Now, I’m aware that uploading many small files isn’t efficient, especially using Uplink. But it is baffling to me that it takes Uplink more than 12 minutes where Rclone is done within 45 seconds.

As described above, I used transfers=10 and parallelism=1. So the command would look something like this:

uplink cp source_folder target_folder --recursive --transfers 10 --parallelism 1

Does increasing --transfers help? Could you share your rclone command as well? Is the rclone storj native backend fast too or only the s3 backend?

Very likely your network equipment (modem?) is getting overwhelmed by number of connections.

Try to enable SQM on your gateway to mitigate this somewhat, but otherwise you’ll have to use S3 gateway, hosted somewhere that has a low latency high performance connection to the internet, e.g. on some VPS in the cloud. Or use Storj’s S3 gateways.

1 Like

All cases where a single object is less than 64MiB (or at least 5MiB) the upload is expected to be slow, because in this cases you likely will use inline segments, i.e. they are stored alongside with the related Metadata directly on the satellite (it’s distributed too, but you wouldn’t have thousands nodes as in the case of Remote segments). In such cases it’s better to use a backup software instead. For example, with restic you may use the same rclone remote, but copying will be much faster due to bigger chunks.

That’s the easiest one - rclone has retries, uplink doesn’t.

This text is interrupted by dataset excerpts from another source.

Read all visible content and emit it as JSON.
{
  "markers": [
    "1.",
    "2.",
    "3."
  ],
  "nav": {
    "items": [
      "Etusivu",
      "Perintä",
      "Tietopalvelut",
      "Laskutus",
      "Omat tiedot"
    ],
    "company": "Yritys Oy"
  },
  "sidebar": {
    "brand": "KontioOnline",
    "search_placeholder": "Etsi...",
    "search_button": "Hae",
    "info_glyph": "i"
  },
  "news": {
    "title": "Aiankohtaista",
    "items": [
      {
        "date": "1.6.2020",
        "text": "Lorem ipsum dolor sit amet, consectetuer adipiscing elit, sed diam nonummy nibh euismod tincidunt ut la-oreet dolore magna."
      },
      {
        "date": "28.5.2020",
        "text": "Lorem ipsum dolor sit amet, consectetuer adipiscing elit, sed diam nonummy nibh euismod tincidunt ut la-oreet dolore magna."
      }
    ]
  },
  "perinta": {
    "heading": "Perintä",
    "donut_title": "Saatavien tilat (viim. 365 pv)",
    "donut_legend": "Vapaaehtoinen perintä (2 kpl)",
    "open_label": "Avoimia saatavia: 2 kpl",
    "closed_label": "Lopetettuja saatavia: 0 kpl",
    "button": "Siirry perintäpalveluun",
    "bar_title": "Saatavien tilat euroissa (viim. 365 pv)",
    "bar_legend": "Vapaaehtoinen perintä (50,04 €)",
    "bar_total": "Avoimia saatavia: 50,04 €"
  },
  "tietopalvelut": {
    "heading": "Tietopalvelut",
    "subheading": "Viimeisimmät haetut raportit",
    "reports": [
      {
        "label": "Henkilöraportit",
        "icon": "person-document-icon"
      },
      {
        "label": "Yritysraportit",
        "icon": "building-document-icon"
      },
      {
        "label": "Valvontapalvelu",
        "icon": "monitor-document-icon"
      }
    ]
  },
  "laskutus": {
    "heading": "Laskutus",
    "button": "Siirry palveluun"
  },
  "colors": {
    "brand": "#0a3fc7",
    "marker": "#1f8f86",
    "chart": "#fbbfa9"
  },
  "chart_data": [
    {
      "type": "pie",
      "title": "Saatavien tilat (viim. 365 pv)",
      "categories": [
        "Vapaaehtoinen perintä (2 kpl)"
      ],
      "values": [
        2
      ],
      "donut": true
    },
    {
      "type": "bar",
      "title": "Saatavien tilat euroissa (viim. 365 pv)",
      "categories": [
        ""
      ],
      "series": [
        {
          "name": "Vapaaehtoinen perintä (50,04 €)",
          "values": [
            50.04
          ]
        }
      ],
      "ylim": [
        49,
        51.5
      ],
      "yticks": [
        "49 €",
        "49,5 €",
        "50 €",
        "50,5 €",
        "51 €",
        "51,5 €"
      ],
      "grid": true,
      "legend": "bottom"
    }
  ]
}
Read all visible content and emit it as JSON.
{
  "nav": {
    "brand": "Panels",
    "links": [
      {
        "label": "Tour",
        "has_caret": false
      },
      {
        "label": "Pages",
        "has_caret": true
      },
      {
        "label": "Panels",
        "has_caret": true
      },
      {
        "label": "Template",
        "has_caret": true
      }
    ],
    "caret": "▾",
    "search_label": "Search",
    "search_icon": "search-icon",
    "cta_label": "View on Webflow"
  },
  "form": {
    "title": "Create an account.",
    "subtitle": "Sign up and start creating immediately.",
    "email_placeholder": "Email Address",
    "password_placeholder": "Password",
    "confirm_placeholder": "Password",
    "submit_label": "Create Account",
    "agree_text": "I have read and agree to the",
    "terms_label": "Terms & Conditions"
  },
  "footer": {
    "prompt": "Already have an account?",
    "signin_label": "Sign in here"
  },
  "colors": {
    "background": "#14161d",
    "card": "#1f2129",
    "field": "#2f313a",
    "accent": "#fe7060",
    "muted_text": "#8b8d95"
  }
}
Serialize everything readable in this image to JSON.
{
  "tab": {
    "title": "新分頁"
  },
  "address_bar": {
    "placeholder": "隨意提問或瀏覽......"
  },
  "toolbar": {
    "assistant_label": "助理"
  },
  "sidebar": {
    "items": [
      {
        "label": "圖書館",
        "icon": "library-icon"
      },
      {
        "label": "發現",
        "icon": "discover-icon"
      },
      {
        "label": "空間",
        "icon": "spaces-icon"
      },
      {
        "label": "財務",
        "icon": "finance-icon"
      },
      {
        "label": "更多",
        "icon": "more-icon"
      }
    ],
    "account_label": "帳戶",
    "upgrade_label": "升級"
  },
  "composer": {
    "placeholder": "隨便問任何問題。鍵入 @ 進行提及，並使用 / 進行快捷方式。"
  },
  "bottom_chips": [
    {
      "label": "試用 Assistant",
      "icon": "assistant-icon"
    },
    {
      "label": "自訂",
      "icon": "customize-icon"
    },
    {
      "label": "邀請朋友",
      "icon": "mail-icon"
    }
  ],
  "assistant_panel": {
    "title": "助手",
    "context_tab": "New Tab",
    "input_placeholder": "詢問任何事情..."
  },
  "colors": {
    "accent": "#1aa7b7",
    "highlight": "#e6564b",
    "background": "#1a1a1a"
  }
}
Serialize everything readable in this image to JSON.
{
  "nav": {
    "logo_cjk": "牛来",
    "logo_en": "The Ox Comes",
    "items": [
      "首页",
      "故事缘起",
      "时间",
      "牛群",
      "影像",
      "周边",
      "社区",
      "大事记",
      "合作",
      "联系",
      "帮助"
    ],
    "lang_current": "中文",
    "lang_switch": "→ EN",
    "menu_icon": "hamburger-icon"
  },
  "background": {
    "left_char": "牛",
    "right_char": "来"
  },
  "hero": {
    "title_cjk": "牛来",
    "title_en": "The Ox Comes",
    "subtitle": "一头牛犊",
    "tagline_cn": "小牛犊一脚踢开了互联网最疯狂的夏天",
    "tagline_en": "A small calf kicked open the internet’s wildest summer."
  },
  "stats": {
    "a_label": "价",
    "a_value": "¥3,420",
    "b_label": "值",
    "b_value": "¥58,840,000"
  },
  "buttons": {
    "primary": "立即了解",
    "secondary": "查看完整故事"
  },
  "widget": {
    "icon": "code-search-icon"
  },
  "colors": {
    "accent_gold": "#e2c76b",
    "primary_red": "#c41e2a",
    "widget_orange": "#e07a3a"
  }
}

However, for the low upstream it’s better to use an S3 integration, but it uses the Server-side Encryption, so encrypting backup tools or encryption backend in rclone is highly recommended.

1 Like

In terms of encryption backend you mean uploading locally encrypted files or using rclone crypt? In that case, wouldn’t that mean that these files cannot be accessed with any other tool than rclone configured with the right encryption? That’s of course more secure but it seems like it’s drastically reducing reusability across machines and development environments, esp. if you need to handle yet another set of passphrases that needs to be either strictly linked to a bucket or consistent throughout all the buckets (like the Storj encryption passphrase). Seems pretty tricky to handle and could be a disaster waiting to happen when many people are uploading encrypted data and all it takes is for someone to accidentally use a different encryption password and all the data he ever uploaded becomes unusable.

On that note, do I understand correctly that the server-side encryption of the S3 gateway is basically the same kind of connection/transfer that you would have using an AWS S3 bucket, Azure blob container etc.? Isn’t that already a very secure connection? I mean, there’s 1000s of companies that store a lot of their data on S3 and I’m sure not many of them are consistently using client-side encryption.

I understand the client-side encryption security aspect is one of the USPs of Storj, though.

restic, Duplicacy, Duplicati, Kopia, etc. - not the full list of backup tools with integrated encryption.
Or yes, rclone Crypt.
But I would suggest to use a backup tool instead, especially if you have a lot of small files, most of backup tools uses encryption, packing and compression, you may also backup only a difference since the last backup.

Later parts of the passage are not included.